Hurip iku Hurup

Jejering wong urip iku sejatine kudu bisa tansah aweh pepadhang marang sapa wae kang lagi nandhang pepeteng kanthi ikhlasing ati. Manawa hurip ora bisa aweh pepadhang iku tegese mati.

Rabu, 12 Oktober 2011

Isyarat

Aku selalu senang belajar di kelas ini. Diam. Sepi. Kadang ada tawa, secuil saja. Sebab tak ada gunanya tertawa keras-keras. Tak akan terdengar.
Ya. Sepertinya aku sudah pernah bercerita bahwa semester ini aku mengambil kelas bahasa Isyarat. Kelas yang belajar tentang kehidupan, lebih tepatnya.
Mereka orang-orang hebat. Masih mampu menyalakan lilin terang di antara gerhana pekat. Kalau aku jadi mereka, aku takpernah tahu apa yang akan terjadi. Mungkin bunuh diri. Ah, Tuhan memang memberi cobaan takpernah lebih besar dari kemampuan hamba-Nya. Kemampuan bertahanku taklebih besar dari mereka. Dan aku menyadari itu.
Takgampang mengikuti mereka. Seperti belajar bahasa asing dari antahberantah. Tanganku kaku. Ngilu. Terlalu kelu. Ekspresiku tak mampu merayu.
Sebelum memulai kelas, tanganku harus digerak-gerakkan. Seperti gerakan pemanasan sebelum lari, mungkin. Bersama mereka, aku harus bisa mengungkapkan semua hal hanya dengan ekspresi dan gerak tangan.

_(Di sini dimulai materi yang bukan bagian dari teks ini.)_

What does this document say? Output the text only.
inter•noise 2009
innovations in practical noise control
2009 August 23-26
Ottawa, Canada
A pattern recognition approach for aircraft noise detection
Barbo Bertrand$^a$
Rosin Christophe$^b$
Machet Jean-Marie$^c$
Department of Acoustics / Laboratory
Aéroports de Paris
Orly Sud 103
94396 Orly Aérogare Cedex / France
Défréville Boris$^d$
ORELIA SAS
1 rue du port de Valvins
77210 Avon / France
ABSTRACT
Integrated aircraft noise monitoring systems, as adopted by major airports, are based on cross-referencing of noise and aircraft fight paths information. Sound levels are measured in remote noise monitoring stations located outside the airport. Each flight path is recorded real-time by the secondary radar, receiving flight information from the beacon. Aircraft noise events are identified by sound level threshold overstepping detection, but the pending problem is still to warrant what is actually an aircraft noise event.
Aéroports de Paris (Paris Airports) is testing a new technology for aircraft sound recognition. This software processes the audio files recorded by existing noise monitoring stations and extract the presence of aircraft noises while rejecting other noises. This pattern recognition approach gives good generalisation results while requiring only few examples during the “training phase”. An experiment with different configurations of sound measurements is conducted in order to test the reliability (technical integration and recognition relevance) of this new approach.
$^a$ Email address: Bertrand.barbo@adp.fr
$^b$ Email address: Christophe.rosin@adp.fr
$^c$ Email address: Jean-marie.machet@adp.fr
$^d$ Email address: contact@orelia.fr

Ada aku. kamu. kita. Ada senja. jinggga. dan hujan.
Komposisi yang sederhana.
Tapi, aku selalu saja kesulitan menyampaikan isyarat, (mungkin) seperti halnya mereka yang kesulitan menyampaikan suara.
Kamu tahu kan aku suka berada di kelas ini? Seperti halnya aku suka berjalan di lorong-lorong sepi. sendirian. Seperti halnya aku suka memandang hujan di balik kaca. Seperti halnya aku suka mendengarmu bernyanyi.